Per Midda Bontor, in verità, quello di Carsa Anloch avrebbe avuto a doversi considerare il primo caso di scomparsa, non soltanto quale investigatrice privata ma, anche, quale ex-detective di polizia. Un caso a confronto con il quale, quindi, ella avrebbe avuto a doversi in ineluttabile soggezione, soprattutto all’idea di quanto devastante avrebbe avuto a dover essere considerata la disperazione propria del suo cliente: un caso innanzi al quale, tuttavia, ella non aveva avuto il coraggio di tirarsi indietro, proprio nel ritrovarsi a confronto con la disperazione di quell’uomo, quell’uomo il quale non poteva evitare il pensiero di vedersi sua figlia restituita all’interno di un sacco mortuario e, ciò non di meno, il quale non voleva sinceramente arrendersi, non allo sconforto, non all’inazione per così come pur pazientemente richiestagli dalla polizia.

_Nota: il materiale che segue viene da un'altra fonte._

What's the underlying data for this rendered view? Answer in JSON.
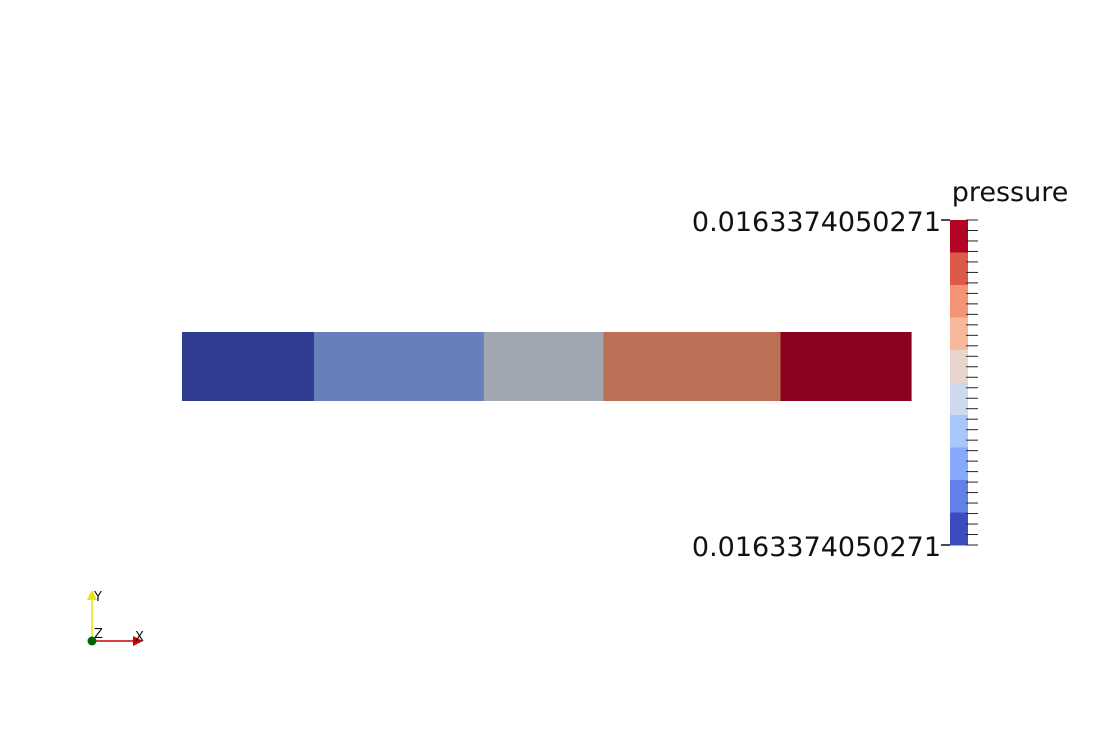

Così, ella si era azzardata in quel metaforico salto nel buio, con la speranza di poter risolvere il caso, di poter ritrovare, viva o morta che fosse, Carsa Anloch: non tanto per se stessa, per il suo orgoglio personale o per la parcella che avrebbe potuto richiedere al proprio cliente, quanto e soprattutto per offrire occasione di pace all’animo tormentato di quel disgraziato, al posto del quale, pur non avendo progenie, era certa che non si sarebbe mai voluta ritrovare.

« Vediamo un po’ cosa la mia elegante sorellina ha trovato su di te, giovane Anloch… » commentò fra sé e sé, aprendo il fascicolo bordeaux.